文烈送的那只金的也太相似了些,使得男人那点酸酸的小心思在它身上体现得淋漓尽致。
她将那玉玲珑托在掌心端详一阵,看了他一眼,问道:“从王妃那儿偷来的?”
“诶?怎么能是偷呢?”
覃柏纠正道:“我给朝廷打了这么大胜仗,从皇上赏赐下来的金山里挑出件上好的送给心爱之人,这不算过分吧?……悄悄拿的。”
雪河一听,勾了勾嘴角,将那物攥在掌心,不由笑道:“你可仔细那管家婆日后问起来,帐面对不上,看你要怎么圆谎!”
“好歹我也是王爷,这点东西还是能做主的!”
“好啦,不难为你了。”
雪河笑着把东西收进怀里,扯扯他的袖子,嗔道:“一个大男人,动不动就下跪,像什么话!”
雪河的娘是上古战神,高居离恨天的长公主重黎,身份尊贵;而爹爹则只是凡间一位普通的兰花仙,本尊是……一棵盆栽。

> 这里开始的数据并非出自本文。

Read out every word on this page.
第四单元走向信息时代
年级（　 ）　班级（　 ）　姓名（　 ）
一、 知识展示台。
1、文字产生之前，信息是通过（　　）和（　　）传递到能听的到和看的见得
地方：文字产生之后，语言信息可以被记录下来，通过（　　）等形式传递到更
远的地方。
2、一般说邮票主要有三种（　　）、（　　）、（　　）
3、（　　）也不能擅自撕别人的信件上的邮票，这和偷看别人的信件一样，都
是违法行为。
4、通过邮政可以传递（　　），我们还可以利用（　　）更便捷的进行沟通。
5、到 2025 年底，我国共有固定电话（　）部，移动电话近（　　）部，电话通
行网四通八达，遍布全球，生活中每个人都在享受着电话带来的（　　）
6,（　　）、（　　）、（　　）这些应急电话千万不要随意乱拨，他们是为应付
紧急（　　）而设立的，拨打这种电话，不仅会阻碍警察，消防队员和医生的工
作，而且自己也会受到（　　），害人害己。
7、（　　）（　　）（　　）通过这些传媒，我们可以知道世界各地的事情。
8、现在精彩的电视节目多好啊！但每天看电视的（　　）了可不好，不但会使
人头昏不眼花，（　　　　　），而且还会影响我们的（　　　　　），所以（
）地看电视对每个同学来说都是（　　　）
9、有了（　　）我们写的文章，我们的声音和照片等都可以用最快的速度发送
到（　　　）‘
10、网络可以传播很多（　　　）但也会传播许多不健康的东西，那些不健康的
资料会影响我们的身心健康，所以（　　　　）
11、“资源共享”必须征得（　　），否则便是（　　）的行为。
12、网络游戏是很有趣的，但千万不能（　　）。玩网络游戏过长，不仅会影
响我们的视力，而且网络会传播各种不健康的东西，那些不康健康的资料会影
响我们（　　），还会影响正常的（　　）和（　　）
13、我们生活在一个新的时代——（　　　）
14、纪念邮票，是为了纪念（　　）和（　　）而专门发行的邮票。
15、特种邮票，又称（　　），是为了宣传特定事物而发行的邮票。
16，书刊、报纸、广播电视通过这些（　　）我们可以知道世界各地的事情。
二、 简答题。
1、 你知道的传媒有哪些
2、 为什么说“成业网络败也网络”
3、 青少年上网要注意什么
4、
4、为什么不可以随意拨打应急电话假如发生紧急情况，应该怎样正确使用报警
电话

由于身份相差悬殊,天庭的八卦小仙们私底下也常悄悄议论,说这位离恨天的驸马其实就只有皮相长得好看罢了,空有一身讨女人欢心的本事而已、终归还是个吃软饭的——但是在雪河的印象中,爹娘关系融洽,相敬如宾,甚至连吵架拌嘴也是极少的。
重点是,这普天下的神仙见了阿娘皆是卑躬屈膝的,阿娘若是发起脾气,就连做天帝的舅舅都要让她三分!然而在家里,她那股高高在上的威风竟是一分也没,明明跟普通的夫妻也并没什么不同嘛。
说出来可能没人信,为人妻的阿娘说话永远是和风细雨、爹爹也从来都是温文尔雅,只有九个哥哥姐姐古怪变态得各有千秋。
——或者说是我见识少,你们凡间讨老婆欢心的方式都这么客气吗?
覃柏见她喜欢,也笑道:“我娘常说:男儿膝下有黄金,但是跪自己老婆不算丢人,惹老婆哭才丢人呢!”
雪河被他的话逗得笑了半晌,老半天才略略止住,伸臂环过他的脖子,正色说道:“我雪河看上的男人,就算不是盖世英雄,也要是顶天立地的汉子!必然是要风得风、要雨得雨的大人物!你可不许给我丢人!”
谁知覃柏一听立马怂了,苦着脸说道:“刮风下雨这事我在行……只是前面那个要求,我可能,大概也许,真的有点够呛啊。”
“怕什么!”
雪河杏眼一瞪:“不是我吹牛,我本事可大着呢!这天底下还真就没有我办不到的事!”